Miechel tried to bluff, telling one dog operator he was ‘in the job’. He then threw a punch — another bad move.
The dog didn’t like his handler being manhandled and attacked, taking a massive chunk out of Miechel’s thigh. For good measure the dog handler hit him an equally massive blow with his metal torch. Miechel, as the saying goes, lost interest.
Earlier he had sprayed himself with dog repellent because he had been told there were guard dogs on the property. It is not known if he received a refund.
Hodson was found nearby hiding in the dark. Both men were empty handed but a search found $1.3 million in cash and drugs that had been thrown over the back fence.
They were both charged, along with Miechel’s immediate boss, Detective Sergeant Paul Dale.
Police later raided the house as part of the biggest ecstasy bust in Victoria’s history.
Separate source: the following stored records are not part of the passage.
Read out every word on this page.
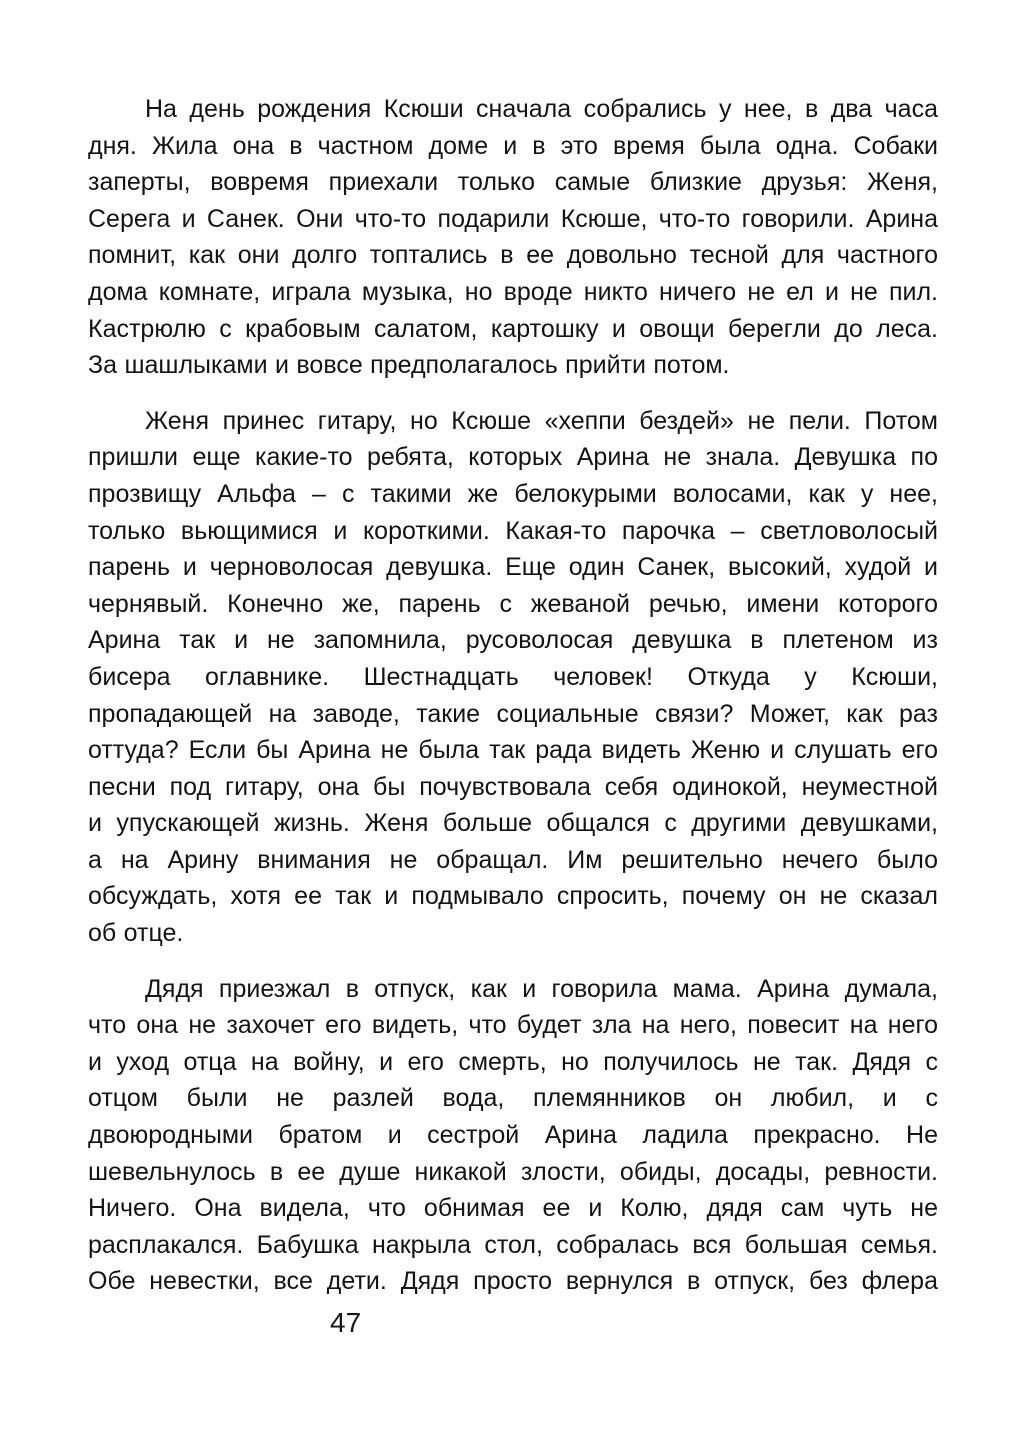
На день рождения Ксюши сначала собрались у нее, в два часа
дня. Жила она в частном доме и в это время была одна. Собаки
заперты, вовремя приехали только самые близкие друзья: Женя,
Серега и Санек. Они что-то подарили Ксюше, что-то говорили. Арина
помнит, как они долго топтались в ее довольно тесной для частного
дома комнате, играла музыка, но вроде никто ничего не ел и не пил.
Кастрюлю с крабовым салатом, картошку и овощи берегли до леса.
За шашлыками и вовсе предполагалось прийти потом.

Женя принес гитару, но Ксюше «хеппи бездей» не пели. Потом
пришли еще какие-то ребята, которых Арина не знала. Девушка по
прозвищу Альфа – с такими же белокурыми волосами, как у нее,
только вьющимися и короткими. Какая-то парочка – светловолосый
парень и черноволосая девушка. Еще один Санек, высокий, худой и
чернявый. Конечно же, парень с жеваной речью, имени которого
Арина так и не запомнила, русоволосая девушка в плетеном из
бисера оглавнике. Шестнадцать человек! Откуда у Ксюши,
пропадающей на заводе, такие социальные связи? Может, как раз
оттуда? Если бы Арина не была так рада видеть Женю и слушать его
песни под гитару, она бы почувствовала себя одинокой, неуместной
и упускающей жизнь. Женя больше общался с другими девушками,
а на Арину внимания не обращал. Им решительно нечего было
обсуждать, хотя ее так и подмывало спросить, почему он не сказал
об отце.

Дядя приезжал в отпуск, как и говорила мама. Арина думала,
что она не захочет его видеть, что будет зла на него, повесит на него
и уход отца на войну, и его смерть, но получилось не так. Дядя с
отцом были не разлей вода, племянников он любил, и с
двоюродными братом и сестрой Арина ладила прекрасно. Не
шевельнулось в ее душе никакой злости, обиды, досады, ревности.
Ничего. Она видела, что обнимая ее и Колю, дядя сам чуть не
расплакался. Бабушка накрыла стол, собралась вся большая семья.
Обе невестки, все дети. Дядя просто вернулся в отпуск, без флера

47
In 2006 Justice Betty King sentenced Senior Detective Miechel to fifteen years with a non-parole term of twelve, saying ‘You have sworn an oath to uphold the law and the community has acted upon that oath you swore and placed its trust in you. You have abused that trust.’ Hodson had been a drug squad informer since August 2001, but after his arrest in 2003 he agreed to inform for
the police anti-corruption taskforce, codenamed Ceja.
Christine Hodson had no convictions and had not been charged with any offences. She was an innocent victim of Melbourne’s underworld war.
Her tragedy was that many in the criminal world knew her husband was an informer. Their suspicions were confirmed when the leaked police documents began to circulate in the Melbourne underworld in early May 2004.
A month earlier, lawyers for Hodson indicated in the Supreme Court that he would plead guilty. It became obvious he was prepared to give evidence against the two police charged with him. Police sources say he had originally agreed to be an informer to try to protect family members also facing drug charges.
He acted as the inside man for police on at least six drug squad operations — specialising in helping police expose cocaine and ecstasy networks.
Charismatic and likeable, Hodson knew most major crime figures in Melbourne. A carpenter by trade, he had built secret cupboards and storage areas for some of Melbourne’s biggest drug dealers, according to police.
According to an old friend, the Hodsons arrived in Perth in 1974 from Britain. They had married in July 1967, in the city of Wolverhampton. Hodson used his carpentry skills to land a job as a maintenance officer looking after rental properties. He was said to have had a deal with an insurance assessor to rip off the company by submitting over-inflated bills for damaged kitchens.
He began his own building business and was successful enough to buy a luxury home.
The friend said the couple became obsessed with possessions. ‘She (Christine) would vacuum three times a day.’
Hodson was a bookmaker’s son but he had struggled at school and was barely literate. When he made money in Perth, he hired a private tutor to help him with reading and writing. He didn’t need any help with arithmetic, especially counting money.
He built a small business empire in Perth and became involved in a partnership dealing with prestige cars. The story goes that he believed his partner was ripping him off so he hired some oxy-acetylene blowtorch gear and found a safebreaker to get into his partner’s safe. But a neighbour came by to feed the cat and the safebreaker left suddenly, leaving the gear behind.